The Production Process

The conversion of the backfile archive of the scholarly journal literature available through JSTOR takes place at two sites:
The process begins in New York, where negotiations between JSTOR's Director of Publisher Relations and journal publishers result in a non-exclusive license for JSTOR to undertake the conversion of a particular title from paper to digital format and then make it available to the scholarly community.

Physical copies of the title are first solicited directly from the publisher; however, in the case of missing or damaged issues, JSTOR purchases copies from a variety of periodical replacement services. JSTOR also accepts loans or donations of back issues needed from a variety of sources, including JSTOR participating institutions.

These copies arrive in Ann Arbor, where JSTOR production staff inventory them to confirm that a complete run of the title exists. Through a page-by-page examination of each issue, a publication record is created for the title. Preservation concerns are addressed during this part of the process and scanning guidelines are created. A production librarian, a serials specialist on the JSTOR staff, examines the structure of each title and creates appropriate indexing guidelines, matching the indexing specifications used by JSTOR to each individual title and article. Then, each journal title is shipped to a contractor for scanning and data entry.

At the contractor's facility, the physical journal volumes are disbound and separated into discrete issue units. Each page is scanned at 600 dpi resolution, with meticulous attention to quality. Page images are checked for marks, folds, or skewing, and are rejected if deemed unacceptable.

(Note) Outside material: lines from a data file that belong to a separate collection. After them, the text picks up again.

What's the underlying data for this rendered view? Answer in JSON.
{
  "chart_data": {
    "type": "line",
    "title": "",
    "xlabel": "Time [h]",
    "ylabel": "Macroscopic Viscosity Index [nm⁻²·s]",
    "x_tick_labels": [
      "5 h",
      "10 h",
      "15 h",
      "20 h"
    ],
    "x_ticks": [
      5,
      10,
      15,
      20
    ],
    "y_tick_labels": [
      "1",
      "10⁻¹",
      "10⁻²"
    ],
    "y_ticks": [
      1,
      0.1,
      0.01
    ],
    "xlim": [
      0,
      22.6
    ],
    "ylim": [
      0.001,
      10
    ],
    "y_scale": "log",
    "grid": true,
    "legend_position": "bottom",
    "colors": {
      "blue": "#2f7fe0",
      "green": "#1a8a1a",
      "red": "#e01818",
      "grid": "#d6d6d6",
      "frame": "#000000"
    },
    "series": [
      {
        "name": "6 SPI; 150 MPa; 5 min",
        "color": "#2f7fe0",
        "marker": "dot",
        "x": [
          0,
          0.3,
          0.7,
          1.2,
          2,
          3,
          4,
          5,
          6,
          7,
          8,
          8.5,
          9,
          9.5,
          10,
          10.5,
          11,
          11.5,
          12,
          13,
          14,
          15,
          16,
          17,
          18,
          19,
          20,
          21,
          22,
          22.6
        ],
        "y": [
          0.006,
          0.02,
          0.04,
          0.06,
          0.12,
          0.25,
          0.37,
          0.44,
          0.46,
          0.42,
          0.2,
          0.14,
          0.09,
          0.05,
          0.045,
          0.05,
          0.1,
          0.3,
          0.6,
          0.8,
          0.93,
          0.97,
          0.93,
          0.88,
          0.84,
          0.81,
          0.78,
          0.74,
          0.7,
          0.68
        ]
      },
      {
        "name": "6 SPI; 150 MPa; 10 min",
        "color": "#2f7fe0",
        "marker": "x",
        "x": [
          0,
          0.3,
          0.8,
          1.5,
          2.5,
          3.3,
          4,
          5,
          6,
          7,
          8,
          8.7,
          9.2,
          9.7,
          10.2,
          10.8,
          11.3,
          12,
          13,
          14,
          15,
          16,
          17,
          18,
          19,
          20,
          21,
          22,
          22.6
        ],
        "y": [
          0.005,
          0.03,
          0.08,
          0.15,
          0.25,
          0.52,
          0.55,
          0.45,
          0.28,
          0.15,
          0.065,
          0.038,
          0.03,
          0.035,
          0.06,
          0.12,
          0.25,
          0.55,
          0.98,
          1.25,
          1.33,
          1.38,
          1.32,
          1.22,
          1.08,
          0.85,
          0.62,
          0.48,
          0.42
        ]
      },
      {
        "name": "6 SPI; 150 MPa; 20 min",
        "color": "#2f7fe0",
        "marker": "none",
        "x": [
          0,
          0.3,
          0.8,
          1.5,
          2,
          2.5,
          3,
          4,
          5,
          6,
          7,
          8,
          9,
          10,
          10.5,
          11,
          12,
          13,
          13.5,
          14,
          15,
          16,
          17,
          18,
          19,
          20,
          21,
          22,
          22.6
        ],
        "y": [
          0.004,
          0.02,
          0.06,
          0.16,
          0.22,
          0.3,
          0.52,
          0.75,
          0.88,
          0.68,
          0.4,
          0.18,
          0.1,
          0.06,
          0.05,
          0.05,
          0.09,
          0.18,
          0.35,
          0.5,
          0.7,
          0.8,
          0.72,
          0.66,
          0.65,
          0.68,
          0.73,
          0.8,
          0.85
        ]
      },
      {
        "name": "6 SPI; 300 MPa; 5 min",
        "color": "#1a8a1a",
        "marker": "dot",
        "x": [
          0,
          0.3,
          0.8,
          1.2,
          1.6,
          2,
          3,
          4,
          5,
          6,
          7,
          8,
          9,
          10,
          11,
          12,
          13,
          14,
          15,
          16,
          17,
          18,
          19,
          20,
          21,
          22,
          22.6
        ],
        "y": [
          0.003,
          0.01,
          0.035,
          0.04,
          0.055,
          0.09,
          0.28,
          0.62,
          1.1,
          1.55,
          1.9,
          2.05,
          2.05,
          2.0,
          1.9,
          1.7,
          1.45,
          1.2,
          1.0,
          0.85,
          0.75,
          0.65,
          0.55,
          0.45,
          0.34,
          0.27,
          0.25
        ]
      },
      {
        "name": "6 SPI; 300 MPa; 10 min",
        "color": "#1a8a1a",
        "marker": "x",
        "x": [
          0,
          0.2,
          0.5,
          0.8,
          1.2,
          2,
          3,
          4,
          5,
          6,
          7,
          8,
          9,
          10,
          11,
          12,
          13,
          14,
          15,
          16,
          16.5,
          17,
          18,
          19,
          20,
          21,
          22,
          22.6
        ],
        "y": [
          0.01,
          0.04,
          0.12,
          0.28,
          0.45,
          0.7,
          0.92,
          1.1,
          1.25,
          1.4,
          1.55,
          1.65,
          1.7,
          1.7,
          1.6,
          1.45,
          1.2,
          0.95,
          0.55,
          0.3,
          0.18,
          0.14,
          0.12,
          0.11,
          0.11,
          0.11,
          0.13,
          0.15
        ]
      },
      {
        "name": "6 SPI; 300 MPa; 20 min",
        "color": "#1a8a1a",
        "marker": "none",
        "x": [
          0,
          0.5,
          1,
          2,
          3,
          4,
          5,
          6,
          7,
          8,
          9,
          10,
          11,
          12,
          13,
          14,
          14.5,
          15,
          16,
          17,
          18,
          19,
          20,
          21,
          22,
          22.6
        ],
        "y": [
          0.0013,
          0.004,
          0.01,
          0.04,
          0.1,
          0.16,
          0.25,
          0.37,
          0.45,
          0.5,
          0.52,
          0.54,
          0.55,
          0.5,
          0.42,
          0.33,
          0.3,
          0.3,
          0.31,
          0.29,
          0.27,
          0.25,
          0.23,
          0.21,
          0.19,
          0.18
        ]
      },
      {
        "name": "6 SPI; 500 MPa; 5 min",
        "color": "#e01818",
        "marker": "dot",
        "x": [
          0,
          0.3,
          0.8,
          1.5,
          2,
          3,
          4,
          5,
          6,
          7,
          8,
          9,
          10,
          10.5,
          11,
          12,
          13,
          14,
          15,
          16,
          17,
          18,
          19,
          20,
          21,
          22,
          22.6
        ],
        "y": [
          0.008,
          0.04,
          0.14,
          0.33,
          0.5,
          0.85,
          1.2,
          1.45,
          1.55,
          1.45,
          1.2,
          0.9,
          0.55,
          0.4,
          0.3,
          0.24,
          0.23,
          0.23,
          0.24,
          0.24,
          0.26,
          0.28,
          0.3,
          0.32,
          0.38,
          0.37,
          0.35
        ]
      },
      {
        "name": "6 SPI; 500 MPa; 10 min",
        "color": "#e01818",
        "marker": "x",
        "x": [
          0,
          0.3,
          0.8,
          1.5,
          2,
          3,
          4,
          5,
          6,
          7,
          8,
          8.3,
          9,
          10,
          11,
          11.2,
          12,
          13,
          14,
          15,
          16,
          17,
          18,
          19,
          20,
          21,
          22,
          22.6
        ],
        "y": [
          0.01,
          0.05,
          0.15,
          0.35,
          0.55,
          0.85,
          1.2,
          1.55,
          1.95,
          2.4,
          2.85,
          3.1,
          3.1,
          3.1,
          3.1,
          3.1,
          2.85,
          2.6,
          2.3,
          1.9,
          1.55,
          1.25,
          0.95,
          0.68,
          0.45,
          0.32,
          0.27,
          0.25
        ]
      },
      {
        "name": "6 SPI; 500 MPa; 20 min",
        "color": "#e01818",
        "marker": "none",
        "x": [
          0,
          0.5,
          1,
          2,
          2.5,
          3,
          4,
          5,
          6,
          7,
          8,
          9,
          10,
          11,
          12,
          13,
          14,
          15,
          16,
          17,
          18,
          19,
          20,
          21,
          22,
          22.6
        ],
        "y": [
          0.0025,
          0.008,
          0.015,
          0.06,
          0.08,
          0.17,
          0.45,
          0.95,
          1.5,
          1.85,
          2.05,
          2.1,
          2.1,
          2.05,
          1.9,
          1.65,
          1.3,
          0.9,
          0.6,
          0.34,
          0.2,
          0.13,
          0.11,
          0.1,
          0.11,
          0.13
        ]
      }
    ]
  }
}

Subsequently, a table of contents file, which includes bibliographic citation information and an item type identifier (full length article, book review, advertisement, etc.) — as well as key words and abstracts if these exist in the original publication — is keyed for each article in the journal run. The indexing guidelines, created for each title by JSTOR production librarians, ensure that the components of this table of contents file will facilitate more effective searching and browsing in the digital environment. All digital files created by the contractor — the page images and the table of contents files — are downloaded to CD-ROM for shipment back to the JSTOR production facility.

The final part of the JSTOR production process again happens at the JSTOR production facilities, where files are uploaded from CD-ROM to the JSTOR file servers. An intensive quality control process verifies both the quality of the page images and the accuracy of the information contained in the keyed table of contents files. Once an initial quality control check has been performed and the data judged acceptable, each page image is then processed by optical character recognition (OCR) software in order to create full-text for searching. Generally, the OCR program yields a 97% accuracy rate, with some journals having OCR files that are 99.95% accurate, or about one error in every 2,000 characters. Although this level of accuracy is not high enough for presentation to users, it has proven to be quite satisfactory for searching.

When further quality control reviews have been completed and the files have been compressed using Cartesian Perceptual Compression, the availability of the title is announced to JSTOR participants.

Last updated February 9, 2004.